Plusieurs universitaires européens, spécialistes des religions, appellent le gouvernement sud-coréen à mettre fin à la détention de Lee Man-hee, 95 ans, dirigeant de l’Église Shincheonji.
Arrêté le 24 juin pour des soupçons d’infraction à la loi sur les partis politiques, il a été mis en examen le 29 juin. La cellule d’enquête conjointe police-parquet le soupçonne d’avoir organisé, entre juillet 2021 et janvier 2024, l’entrée d’environ 50 000 membres de son Église dans une formation politique précise. Shincheonji dément toute contrainte, affirmant que ses fidèles ont agi de leur propre gré et que son dirigeant a pleinement coopéré avec les enquêteurs. L’Église estime que cette détention, compte tenu de son âge, constitue de facto une peine physique.
Un droit international bafoué, selon plusieurs chercheurs
Réunie à Rome le 3 juillet pour sa 9ᵉ conférence annuelle, l’Académie européenne des religions (EuARe) a consacré une session à l’examen du cas Shincheonji.
Le Dr Massimo Introvigne (CESNUR) y a rappelé qu’en Union européenne, l’incarcération de personnes âgées de plus de 80 ans reste une exception réservée aux crimes violents les plus graves — un contexte étranger à cette affaire, purement électorale. Il en conclut que la Corée du Sud manque à ses obligations internationales, en particulier aux Règles Mandela de l’ONU, et parle d’un règlement de comptes politico-religieux. Article de Massimo Introvigne
Eric Roux (EIFRF) a jugé l’emprisonnement d’un homme de 95 ans contraire au respect de la dignité humaine, demandant sa libération sans délai pour épargner à la Corée du Sud une atteinte à sa réputation internationale.
Alessandro Amicarelli (FOB), avocat en droits humains, a dit son étonnement de voir un pays qu’il jugeait démocratique exemplaire soumettre un chef religieux âgé à une telle pression, y décelant un écart vis-à-vis des principes constitutionnels du pays.

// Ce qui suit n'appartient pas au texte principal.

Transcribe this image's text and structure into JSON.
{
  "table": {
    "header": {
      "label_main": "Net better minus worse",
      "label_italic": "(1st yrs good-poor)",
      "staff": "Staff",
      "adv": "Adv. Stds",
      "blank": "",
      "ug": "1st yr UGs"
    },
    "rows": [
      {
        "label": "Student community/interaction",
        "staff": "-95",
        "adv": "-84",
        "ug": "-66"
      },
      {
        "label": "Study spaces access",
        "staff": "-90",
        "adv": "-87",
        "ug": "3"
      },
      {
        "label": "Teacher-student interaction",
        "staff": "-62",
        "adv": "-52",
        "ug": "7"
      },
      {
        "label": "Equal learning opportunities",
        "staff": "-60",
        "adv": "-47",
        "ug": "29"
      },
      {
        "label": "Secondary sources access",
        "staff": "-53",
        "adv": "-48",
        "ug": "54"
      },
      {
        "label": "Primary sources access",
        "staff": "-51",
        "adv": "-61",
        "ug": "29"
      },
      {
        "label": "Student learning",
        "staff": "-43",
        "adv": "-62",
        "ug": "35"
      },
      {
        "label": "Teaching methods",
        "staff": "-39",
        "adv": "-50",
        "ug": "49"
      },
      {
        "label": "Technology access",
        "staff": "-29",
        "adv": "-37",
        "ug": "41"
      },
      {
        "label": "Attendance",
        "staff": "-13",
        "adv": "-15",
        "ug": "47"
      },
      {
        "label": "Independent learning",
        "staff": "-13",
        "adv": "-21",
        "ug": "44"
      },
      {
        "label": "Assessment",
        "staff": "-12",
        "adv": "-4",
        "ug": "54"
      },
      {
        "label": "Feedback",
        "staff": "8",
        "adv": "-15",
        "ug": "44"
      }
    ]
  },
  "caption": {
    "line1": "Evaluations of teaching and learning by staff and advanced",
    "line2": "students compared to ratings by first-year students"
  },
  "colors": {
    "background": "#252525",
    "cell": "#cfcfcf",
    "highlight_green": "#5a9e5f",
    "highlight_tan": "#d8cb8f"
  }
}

Une affaire désormais internationale, portée devant l’ONU
L’Église Shincheonji souligne que ce dossier a dépassé le seul cercle académique pour devenir un enjeu international de droits humains. Le 25 mai, à l’occasion de la 62ᵉ session du Conseil des droits de l’Homme de l’ONU, les organisations United for Human Rights et la CAP-LC ont conjointement dénoncé une dégradation de la situation en Corée du Sud. Elles estiment que présenter l’adhésion politique de fidèles comme preuve d’une collusion entre religion et pouvoir va à l’encontre du Pacte international relatif aux droits civils et politiques.
Elles pointent également la création, en décembre 2025, d’une cellule d’enquête ciblant nommément Shincheonji, ainsi que des déclarations officielles qualifiant l’Église d’organisation criminelle, contraires selon elles à la présomption d’innocence. Elles demandent à Séoul de réaffirmer son engagement pour la liberté religieuse, la non-discrimination et la neutralité de l’État.
L’Église Shincheonji relève une mobilisation internationale grandissante autour de son président, qui accentue la pression sur les autorités sud-coréennes. Elle juge sa libération rapide indispensable à la préservation de la liberté religieuse et des droits fondamentaux.